-
Sieve of Eratosthenes
Hello
Below is a working code for the sieve .. it has the wheel 23 optimization i.,e all multiples of 2 and 3 are directly ignored (not stored at all). It generates primes upto 10^8 in around ~ 1.6s
Can any 1 suggest a few more optimizations ?
Can the bits(bit,bit1,bit2 in code) be toggled any faster ?
Thank you
Code:
#include <ctime>
#include <cmath>
#include <cstdio>
#include <algorithm>
#define MAX 100000000
using namespace std;
bool isprime[MAX/3];
void make_primes2()
{
int i,j,lim=sqrt(MAX);
bool bit1=1,bit2;
for(int i=5;i<=lim;i+=bit1?2:4,bit1=!bit1)
{
if(!isprime[i/3])
{
bit2=1;
for(int j=i;;)
{
j+=bit2?i<<2:i<<1;
bit2=!bit2;
if(j>=MAX)break;
isprime[j/3]=1;
}
}
}
}
int main()
{
make_primes2();
printf("%lf(s)\n",clock()/1e6);
return 0;
}
-
I don't know about speeding up the bit toggling, but you can certainly speed up those divisions by 3 significantly, like this:
Code:
unsigned divu3(unsigned n) {
unsigned r;
r = (0x55555555*n + (n >> 1) - (n >> 3)) >> 30;
return (n - r)*0xAAAAAAAB;
}
Read all about it here.
-
conditions could degrade performance due to branch prediction, so I would compare
with expression without branch like
-
Thanks
@vart
Thanks a lot .. that was neat .
@iMalc ..
I added ur suggestion but it surprisingly it takes longer than my earlier .. any idea what wrong with my implementation ?
All the required statements are added in the code :)
Code:
#include <ctime>
#include <cmath>
#include <cstdio>
#include <algorithm>
#define MAX 100000000
#define SIZE 33333433
//#define divu3(X) ((X - ((0x55555555*X + (X >> 1) - (X >> 3)) >> 30))*0xAAAAAAAB)
using namespace std;
bool isprime[SIZE];
unsigned divu3(unsigned n)
{
unsigned r;
r = (0x55555555*n + (n >> 1) - (n >> 3)) >> 30;
return (n - r)*0xAAAAAAAB;
}
void make_primes2()
{
int i,j,lim=sqrt(MAX);
bool bit1=1,bit2;
for(i=5;i<=lim;i+=bit1?2:4,bit1=!bit1)
{
// if(!isprime[i/3])
if(!isprime[divu3(i)])
{
bit2=1;
for(j=i;;)
{
j+=(i<<(1+bit2));
bit2=!bit2;
if(j>=MAX)break;
// isprime[j/3]=1;
isprime[divu3(j)]=1;
}
}
}
}
int main()
{
make_primes2();
printf("%lf(s)\n",clock()/1e6);
return 0;
}
Thanks again
-
I didn't bother to read the source, but GCC, if you are using GCC, can get very clever with this sort of repeated operation.
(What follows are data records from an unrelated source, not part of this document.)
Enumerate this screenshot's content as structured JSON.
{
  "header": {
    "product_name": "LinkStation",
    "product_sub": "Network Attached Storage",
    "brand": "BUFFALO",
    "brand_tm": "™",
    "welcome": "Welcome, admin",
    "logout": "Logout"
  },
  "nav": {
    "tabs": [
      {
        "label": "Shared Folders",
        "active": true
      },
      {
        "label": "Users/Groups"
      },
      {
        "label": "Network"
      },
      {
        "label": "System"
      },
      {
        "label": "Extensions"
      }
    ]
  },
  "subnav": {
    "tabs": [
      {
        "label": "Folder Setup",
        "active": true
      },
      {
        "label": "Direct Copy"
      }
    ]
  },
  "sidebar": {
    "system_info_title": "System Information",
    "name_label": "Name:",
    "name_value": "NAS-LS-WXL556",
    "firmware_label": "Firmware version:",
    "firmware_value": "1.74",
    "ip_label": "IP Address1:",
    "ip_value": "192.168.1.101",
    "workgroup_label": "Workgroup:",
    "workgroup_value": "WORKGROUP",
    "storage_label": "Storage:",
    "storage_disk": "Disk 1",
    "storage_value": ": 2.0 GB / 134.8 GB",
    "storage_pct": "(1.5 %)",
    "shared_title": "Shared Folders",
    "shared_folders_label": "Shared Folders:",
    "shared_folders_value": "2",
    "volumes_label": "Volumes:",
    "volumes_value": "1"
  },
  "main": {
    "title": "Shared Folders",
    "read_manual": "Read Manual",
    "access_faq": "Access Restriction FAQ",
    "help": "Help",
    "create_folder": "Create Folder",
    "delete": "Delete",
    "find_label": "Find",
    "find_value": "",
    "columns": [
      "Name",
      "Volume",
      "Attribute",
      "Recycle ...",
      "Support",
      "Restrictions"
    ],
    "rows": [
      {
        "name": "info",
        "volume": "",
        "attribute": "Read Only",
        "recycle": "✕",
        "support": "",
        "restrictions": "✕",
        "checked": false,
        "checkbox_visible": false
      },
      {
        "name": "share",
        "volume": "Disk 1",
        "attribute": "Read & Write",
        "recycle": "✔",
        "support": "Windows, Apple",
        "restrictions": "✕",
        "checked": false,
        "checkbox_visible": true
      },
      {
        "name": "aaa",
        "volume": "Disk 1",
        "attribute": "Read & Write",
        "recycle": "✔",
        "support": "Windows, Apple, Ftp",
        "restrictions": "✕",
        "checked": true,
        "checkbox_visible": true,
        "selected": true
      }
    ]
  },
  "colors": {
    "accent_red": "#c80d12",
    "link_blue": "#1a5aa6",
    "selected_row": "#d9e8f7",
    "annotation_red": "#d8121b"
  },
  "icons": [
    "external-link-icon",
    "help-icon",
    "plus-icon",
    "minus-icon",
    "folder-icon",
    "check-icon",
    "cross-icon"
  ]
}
What is the assembler telling you?
If you are on a PC with a great `idev' you probably could see a small reduction in speed.
Soma
-
Hi All,
Thanks for your information
but i am unable to get how can we find whether a given number is prime or not?
Plz help me out
-
You might get an improvement if you declare all of your ints as unsigned, mark the function as inline, and above all else, make sure you are timing release builds set to maximum optimisation.
Examining the source then may indicate that your compiler is already doing this trick or a version of it. I'm used to VisualStudio which doesn't do it. gcc can do that kind of thing in some circumstances aparently.
-
Re
@iMalc:
I tried declaring them as unsigned and also used a macro .. still doesn't speed up ...
So i can only assume that the compiler is already doing such optimizations. Are there any nice resources find out and also in general more compilers ?
Thanks a lot
These are my compiler specs:
Using built-in specs.
Target: i486-linux-gnu
Configured with: ../src/configure -v --with-pkgversion='Ubuntu 4.4.1-4ubuntu9' --with-bugurl=file:///usr/share/doc/gcc-4.4/README.Bugs --enable-languages=c,c++,fortran,objc,obj-c++ --prefix=/usr --enable-shared --enable-multiarch --enable-linker-build-id --with-system-zlib --libexecdir=/usr/lib --without-included-gettext --enable-threads=posix --with-gxx-include-dir=/usr/include/c++/4.4 --program-suffix=-4.4 --enable-nls --enable-clocale=gnu --enable-libstdcxx-debug --enable-objc-gc --enable-targets=all --disable-werror --with-arch-32=i486 --with-tune=generic --enable-checking=release --build=i486-linux-gnu --host=i486-linux-gnu --target=i486-linux-gnu
Thread model: posix
gcc version 4.4.1 (Ubuntu 4.4.1-4ubuntu9)